Тра-та-та, тра-та-та.
Мы везём с собой кота!..
 

А потом по выбору лётчика:

 
Летят перелётные птицы
В осенней дали голубой.
Летят они в жаркие страны,
А я остаюся с тобой.
А я остаюся с тобою.
Родная моя сторона…
 

Они пели очень громко. Олешек сильно, в лад, стучал валенками, но вдруг стукнул мимо тропки и провалился в глубокий снег. Лётчик помог ему вылезти, а в снежной ямке они увидали низенькое зелёное деревце. Олешек, падая, его примял, но оно распрямилось и из белой норки с любопытством глядело на двух людей.
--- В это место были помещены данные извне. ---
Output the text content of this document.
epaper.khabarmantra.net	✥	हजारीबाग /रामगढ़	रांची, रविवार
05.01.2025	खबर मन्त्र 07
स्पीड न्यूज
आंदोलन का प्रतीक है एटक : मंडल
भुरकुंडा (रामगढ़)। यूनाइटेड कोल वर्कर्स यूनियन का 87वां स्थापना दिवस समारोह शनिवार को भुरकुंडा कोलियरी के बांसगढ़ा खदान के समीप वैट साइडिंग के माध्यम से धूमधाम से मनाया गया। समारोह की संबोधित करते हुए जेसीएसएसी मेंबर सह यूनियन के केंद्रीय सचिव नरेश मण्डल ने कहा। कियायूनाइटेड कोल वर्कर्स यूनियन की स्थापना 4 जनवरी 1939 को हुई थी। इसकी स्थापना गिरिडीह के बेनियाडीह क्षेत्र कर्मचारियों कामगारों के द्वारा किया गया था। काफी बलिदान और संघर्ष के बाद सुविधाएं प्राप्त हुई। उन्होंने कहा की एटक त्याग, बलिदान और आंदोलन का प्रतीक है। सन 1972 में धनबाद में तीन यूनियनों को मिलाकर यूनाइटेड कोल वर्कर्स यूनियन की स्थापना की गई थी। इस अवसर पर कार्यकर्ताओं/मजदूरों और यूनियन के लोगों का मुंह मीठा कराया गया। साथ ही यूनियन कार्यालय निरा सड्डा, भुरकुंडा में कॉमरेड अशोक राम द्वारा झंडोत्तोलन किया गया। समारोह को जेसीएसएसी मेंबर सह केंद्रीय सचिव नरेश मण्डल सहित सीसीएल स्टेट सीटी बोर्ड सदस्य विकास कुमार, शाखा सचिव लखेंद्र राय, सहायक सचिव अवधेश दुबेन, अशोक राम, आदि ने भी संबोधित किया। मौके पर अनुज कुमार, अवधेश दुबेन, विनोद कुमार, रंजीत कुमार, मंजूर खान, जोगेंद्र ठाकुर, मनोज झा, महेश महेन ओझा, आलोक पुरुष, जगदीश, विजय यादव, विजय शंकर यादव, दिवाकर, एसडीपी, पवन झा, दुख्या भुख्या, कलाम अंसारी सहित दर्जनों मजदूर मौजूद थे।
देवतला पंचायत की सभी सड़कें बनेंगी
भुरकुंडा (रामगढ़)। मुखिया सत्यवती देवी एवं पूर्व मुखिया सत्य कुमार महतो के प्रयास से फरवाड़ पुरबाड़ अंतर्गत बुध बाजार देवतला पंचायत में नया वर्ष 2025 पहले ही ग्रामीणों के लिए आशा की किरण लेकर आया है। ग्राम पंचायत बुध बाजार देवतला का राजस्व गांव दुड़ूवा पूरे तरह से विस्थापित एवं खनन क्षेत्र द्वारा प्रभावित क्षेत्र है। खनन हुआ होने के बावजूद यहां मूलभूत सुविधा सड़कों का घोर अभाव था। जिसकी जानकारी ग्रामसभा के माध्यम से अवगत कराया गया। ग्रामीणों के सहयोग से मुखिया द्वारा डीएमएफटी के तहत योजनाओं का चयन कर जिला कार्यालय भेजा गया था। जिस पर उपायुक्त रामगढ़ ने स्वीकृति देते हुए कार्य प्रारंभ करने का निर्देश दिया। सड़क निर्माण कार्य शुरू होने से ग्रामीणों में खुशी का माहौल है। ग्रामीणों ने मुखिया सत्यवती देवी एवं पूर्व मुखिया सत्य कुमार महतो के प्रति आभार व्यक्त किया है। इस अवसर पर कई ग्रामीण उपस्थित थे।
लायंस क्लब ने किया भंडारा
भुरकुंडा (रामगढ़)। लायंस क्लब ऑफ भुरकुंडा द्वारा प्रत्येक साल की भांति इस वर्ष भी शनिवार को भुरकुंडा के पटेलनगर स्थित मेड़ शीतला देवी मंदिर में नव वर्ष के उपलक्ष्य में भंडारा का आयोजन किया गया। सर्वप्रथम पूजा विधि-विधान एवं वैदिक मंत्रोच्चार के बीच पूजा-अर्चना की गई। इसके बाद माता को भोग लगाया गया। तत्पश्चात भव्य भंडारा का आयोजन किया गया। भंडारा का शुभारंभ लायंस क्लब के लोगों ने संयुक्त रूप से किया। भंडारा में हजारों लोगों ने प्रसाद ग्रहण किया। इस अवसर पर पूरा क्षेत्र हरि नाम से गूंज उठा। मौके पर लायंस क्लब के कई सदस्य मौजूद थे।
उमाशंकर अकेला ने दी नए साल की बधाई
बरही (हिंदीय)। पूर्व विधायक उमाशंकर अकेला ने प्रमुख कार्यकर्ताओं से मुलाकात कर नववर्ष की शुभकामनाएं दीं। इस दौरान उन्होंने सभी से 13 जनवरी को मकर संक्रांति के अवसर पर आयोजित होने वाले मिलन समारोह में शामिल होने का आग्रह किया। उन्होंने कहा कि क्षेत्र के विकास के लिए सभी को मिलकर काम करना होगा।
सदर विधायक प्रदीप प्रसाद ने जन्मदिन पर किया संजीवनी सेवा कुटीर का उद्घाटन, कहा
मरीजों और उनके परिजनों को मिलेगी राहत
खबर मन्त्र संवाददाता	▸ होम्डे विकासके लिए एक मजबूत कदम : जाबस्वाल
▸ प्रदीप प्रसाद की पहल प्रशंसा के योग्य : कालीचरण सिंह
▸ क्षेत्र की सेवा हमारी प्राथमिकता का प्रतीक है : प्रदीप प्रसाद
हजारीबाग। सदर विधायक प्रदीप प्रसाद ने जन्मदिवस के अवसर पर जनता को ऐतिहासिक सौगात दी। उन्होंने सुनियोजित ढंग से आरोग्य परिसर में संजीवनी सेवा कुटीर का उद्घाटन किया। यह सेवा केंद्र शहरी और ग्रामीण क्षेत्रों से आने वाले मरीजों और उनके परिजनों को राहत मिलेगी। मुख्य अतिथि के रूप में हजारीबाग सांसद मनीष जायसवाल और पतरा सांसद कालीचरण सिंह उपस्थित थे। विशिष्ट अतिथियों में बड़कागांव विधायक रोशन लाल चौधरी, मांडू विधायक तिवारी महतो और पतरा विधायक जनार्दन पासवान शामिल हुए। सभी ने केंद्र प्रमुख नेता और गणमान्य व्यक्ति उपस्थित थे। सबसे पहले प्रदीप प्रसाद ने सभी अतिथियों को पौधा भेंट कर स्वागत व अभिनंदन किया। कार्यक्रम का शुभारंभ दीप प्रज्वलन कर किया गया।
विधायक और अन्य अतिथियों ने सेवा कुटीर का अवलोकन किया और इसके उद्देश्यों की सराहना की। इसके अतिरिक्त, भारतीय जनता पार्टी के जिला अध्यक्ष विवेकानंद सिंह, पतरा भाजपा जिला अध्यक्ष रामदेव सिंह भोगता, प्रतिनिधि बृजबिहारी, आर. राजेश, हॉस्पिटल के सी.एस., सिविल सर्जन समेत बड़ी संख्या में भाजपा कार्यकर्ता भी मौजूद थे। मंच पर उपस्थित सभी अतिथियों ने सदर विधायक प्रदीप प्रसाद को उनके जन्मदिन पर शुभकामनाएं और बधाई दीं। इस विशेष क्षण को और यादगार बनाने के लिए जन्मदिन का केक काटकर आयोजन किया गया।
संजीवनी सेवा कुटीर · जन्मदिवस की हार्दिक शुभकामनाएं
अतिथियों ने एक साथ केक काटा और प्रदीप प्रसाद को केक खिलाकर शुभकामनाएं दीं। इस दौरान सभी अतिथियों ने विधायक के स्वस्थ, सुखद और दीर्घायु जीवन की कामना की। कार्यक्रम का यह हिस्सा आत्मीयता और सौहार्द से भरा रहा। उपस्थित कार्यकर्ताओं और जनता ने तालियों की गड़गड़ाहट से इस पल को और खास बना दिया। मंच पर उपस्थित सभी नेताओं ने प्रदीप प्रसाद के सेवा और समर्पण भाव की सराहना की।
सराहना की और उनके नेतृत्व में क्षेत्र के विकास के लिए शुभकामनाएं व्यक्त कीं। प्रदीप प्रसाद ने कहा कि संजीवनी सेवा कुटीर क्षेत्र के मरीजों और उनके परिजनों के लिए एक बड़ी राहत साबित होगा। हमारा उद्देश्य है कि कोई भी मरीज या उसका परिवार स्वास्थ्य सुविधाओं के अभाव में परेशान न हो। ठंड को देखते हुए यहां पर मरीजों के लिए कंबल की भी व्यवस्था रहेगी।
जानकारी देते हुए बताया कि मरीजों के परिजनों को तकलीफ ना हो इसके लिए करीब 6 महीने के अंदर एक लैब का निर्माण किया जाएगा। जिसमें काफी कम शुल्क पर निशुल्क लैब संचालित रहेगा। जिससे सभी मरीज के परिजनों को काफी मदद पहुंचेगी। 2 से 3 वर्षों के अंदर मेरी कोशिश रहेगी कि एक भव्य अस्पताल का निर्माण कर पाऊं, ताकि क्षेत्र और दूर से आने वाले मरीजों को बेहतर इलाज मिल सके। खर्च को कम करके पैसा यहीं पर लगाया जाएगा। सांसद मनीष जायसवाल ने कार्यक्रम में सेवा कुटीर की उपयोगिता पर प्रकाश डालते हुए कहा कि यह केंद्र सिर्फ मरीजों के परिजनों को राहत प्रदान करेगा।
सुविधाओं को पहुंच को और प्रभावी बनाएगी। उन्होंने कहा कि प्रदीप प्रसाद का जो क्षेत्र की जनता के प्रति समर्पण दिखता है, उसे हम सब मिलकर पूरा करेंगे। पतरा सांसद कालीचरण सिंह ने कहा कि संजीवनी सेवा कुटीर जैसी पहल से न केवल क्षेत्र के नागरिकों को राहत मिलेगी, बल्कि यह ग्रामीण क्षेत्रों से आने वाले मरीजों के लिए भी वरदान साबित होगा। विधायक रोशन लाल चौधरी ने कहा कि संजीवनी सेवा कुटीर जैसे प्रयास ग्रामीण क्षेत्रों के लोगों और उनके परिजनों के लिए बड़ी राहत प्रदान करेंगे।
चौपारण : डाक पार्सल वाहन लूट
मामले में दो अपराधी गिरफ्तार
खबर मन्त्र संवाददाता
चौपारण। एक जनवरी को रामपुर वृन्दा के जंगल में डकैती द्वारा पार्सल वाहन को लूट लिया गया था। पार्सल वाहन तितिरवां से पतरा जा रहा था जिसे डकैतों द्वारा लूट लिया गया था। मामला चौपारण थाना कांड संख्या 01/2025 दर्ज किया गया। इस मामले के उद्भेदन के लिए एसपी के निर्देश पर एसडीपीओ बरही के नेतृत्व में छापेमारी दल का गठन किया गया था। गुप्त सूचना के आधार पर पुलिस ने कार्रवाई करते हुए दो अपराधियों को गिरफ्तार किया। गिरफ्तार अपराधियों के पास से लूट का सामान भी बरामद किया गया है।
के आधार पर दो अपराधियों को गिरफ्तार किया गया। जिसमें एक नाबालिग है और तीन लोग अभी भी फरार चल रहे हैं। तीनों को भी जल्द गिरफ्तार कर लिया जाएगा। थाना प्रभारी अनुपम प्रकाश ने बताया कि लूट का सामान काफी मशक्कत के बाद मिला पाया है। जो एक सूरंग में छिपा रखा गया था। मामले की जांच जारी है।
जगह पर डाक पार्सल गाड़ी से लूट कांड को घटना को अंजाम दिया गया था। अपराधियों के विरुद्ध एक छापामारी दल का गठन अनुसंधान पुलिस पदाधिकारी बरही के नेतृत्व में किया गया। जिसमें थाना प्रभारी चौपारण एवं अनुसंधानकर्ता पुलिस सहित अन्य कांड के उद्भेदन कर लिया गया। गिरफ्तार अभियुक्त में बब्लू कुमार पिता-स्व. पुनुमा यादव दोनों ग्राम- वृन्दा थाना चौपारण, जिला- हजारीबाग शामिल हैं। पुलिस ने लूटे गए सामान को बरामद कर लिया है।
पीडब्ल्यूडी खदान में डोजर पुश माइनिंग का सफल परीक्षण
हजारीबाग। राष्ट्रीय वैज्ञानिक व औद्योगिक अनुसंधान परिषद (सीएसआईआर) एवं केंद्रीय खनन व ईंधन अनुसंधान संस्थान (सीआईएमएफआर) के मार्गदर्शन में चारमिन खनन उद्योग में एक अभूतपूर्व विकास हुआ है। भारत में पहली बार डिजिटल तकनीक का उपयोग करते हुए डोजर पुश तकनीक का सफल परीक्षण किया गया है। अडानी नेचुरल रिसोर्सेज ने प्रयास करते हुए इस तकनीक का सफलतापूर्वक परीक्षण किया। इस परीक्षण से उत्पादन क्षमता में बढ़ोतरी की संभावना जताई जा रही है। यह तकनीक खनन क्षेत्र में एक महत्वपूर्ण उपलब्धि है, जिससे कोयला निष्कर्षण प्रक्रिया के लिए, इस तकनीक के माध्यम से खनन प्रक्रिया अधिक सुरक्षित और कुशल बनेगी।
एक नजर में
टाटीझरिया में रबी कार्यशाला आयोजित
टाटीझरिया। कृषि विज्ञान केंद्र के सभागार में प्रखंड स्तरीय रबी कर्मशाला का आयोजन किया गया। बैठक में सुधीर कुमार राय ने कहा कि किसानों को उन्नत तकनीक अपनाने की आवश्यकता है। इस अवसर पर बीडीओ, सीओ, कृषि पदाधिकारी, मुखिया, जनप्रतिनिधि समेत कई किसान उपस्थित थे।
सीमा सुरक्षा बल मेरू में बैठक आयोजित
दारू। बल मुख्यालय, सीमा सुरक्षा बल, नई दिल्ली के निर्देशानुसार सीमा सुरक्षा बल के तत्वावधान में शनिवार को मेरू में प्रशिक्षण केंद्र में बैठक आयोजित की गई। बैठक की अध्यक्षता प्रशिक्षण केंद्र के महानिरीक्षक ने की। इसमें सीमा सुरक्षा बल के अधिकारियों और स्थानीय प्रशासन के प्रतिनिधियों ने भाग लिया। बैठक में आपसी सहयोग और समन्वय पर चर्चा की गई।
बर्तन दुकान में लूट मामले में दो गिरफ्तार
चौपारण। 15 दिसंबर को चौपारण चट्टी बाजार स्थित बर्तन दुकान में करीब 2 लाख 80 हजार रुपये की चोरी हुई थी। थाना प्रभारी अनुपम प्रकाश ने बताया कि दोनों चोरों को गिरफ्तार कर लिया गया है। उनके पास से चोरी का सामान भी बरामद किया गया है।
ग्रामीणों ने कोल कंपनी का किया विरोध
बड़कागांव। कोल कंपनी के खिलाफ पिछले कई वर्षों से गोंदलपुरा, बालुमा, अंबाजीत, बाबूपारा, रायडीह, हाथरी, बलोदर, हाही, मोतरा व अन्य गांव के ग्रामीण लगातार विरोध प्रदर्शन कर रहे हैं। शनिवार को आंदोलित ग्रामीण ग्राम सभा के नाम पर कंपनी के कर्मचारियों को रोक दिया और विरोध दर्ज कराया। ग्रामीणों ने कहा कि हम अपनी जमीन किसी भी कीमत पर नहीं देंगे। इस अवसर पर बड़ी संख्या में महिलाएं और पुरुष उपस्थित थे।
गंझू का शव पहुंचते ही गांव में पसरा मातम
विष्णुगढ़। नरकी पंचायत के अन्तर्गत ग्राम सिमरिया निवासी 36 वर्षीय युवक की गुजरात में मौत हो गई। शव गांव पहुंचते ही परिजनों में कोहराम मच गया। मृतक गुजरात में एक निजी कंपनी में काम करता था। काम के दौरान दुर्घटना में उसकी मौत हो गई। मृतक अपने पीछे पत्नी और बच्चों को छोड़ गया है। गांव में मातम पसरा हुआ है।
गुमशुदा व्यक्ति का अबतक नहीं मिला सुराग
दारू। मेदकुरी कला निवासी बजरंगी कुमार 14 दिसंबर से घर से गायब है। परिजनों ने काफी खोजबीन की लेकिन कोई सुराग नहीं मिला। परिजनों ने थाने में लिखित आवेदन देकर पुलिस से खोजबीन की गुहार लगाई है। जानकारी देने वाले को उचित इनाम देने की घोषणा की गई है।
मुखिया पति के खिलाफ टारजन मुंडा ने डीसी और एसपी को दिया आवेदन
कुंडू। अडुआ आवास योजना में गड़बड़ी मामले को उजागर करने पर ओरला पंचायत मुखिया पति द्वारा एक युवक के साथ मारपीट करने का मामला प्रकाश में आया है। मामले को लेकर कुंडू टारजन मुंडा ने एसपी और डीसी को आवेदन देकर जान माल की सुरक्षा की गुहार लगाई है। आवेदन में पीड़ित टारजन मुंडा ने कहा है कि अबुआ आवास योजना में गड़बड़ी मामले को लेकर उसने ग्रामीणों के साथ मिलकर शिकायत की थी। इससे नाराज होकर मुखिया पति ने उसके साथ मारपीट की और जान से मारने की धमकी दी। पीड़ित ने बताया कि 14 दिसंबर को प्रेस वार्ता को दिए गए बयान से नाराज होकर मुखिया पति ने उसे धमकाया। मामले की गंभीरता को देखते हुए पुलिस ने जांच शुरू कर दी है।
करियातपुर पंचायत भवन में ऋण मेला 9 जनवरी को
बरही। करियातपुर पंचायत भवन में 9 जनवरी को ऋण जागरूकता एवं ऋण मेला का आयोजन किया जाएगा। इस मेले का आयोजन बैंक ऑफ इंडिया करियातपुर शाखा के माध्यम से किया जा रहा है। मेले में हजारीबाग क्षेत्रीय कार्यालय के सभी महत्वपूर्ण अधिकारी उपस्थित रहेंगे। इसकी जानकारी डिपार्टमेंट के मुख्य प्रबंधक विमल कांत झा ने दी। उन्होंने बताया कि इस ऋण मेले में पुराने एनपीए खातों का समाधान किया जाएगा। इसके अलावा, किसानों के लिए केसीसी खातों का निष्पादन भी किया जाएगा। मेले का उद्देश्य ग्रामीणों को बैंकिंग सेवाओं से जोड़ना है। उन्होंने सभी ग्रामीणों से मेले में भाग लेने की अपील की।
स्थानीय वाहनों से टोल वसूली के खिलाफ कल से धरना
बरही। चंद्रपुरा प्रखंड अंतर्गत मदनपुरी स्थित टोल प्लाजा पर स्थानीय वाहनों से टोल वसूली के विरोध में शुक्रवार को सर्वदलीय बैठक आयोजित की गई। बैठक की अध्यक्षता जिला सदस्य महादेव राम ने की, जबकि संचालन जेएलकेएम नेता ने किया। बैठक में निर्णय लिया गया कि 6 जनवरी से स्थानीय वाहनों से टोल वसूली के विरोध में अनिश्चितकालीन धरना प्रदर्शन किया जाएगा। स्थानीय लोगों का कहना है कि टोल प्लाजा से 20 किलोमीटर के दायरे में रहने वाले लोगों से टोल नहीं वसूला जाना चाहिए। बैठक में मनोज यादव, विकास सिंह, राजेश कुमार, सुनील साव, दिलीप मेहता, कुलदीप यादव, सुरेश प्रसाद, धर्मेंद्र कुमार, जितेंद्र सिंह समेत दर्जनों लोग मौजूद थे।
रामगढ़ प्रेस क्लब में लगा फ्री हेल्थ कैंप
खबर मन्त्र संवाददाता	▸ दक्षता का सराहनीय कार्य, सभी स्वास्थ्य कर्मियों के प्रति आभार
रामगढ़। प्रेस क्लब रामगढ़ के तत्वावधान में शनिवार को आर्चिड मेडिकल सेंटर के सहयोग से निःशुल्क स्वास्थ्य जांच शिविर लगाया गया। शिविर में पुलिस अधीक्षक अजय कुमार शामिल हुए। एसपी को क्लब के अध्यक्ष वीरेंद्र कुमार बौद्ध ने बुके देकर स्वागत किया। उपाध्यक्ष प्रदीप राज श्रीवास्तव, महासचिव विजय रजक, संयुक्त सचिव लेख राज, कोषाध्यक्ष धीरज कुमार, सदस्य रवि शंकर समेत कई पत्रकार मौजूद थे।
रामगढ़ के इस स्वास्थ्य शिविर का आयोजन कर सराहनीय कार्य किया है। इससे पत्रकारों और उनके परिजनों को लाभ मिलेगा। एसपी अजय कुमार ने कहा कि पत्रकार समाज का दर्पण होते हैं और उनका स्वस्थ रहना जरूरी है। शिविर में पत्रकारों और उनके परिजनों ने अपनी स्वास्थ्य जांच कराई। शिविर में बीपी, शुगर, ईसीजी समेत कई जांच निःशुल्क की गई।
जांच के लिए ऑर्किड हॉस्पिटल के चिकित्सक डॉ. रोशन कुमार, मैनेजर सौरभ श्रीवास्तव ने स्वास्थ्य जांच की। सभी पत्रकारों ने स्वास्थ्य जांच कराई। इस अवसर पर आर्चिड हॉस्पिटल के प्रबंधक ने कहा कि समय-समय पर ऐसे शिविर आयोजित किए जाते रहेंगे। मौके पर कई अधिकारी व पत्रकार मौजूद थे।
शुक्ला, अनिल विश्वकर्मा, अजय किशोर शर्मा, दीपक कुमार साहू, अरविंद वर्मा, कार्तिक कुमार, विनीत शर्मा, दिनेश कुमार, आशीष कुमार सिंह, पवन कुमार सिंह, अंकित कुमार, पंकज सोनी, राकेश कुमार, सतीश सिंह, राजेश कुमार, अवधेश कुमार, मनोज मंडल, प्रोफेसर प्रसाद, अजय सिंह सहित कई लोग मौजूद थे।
– Ишь ты, какое могучее дерево! – сказал лётчик.

– Это можжевельник, – объяснил Олешек. – И вон там ещё растёт один, и там ещё. Я про него знаю…

– Что ж ты про него знаешь?

Олешек помолчал.

– Только это длинное, что я знаю.

– Ну, валяй рассказывай длинное, – сказал лётчик.

– Когда он только родился и выглянул из травы, он увидал вокруг много маленьких ёлочек, целый ельник. И он подумал: «Может, я ельник?» Но он тогда ещё плохо умел говорить, и у него получилось «можжевельник». А потом все ёлки выросли большие. И иголки у них стали колючие. А он остался маленьким, но всё-таки иголки у него есть. А вот шишки у него не выходят. Как он ни старается, всё равно получаются не шишки, а ягоды…

– Кто ж это тебе рассказал? – удивился лётчик.

– Никто не рассказал, я сам знаю, – ответил Олешек.

Тут лётчик увидал за кустиками можжевельника две лыжни и спросил:

– Почему одна лыжня идёт прямо, а другая потопталась-потопталась на месте и удрала в лес?

Олешек вздохнул: он не любил говорить про неприятное.

– Это Валерка ушёл.

– Почему же? – удивился лётчик.

– Он сказал, что я всё вру про можжевельник, и ушёл. А я не вру! – звонко крикнул Олешек и поглядел ясными глазами прямо в серые твёрдые глаза лётчика. – Просто я так знаю.

– Понятно, – ответил лётчик. – А почему здесь снег примят?

– Просто я тут немножко посидел, – сказал Олешек и отвернулся. Ему не хотелось рассказывать, как Валерка толкнул его и как он упал и набрал полный валенок снега.

Но лётчик был опытный полярный лётчик. В Ледовитом океане он сажал свой самолёт на льдину, чтобы передать зимовщикам подарки с Большой земли. И все моржи и все тюлени поворачивали головы и глядели вслед его моторам. Сквозь зимние тучи и бураны он летал в тайгу, отвозил продукты лесорубам. Обгоняя оленьи стада, он мчался над тундрой и опускался на зимние пастбища, выгружал тёплую одежду, и консервы, и свежие газеты для пастухов-оленеводов.

Он знал северную землю, как свою ладонь, и умел читать следы на снегу так же хорошо, как буквы в книге. Поэтому, поглядев на примятый снег, лётчик понял, что тут случилось сегодня утром.

– Ладно, пошли дальше, – сказал он. – Мы с тобой как будто из похода возвращаемся.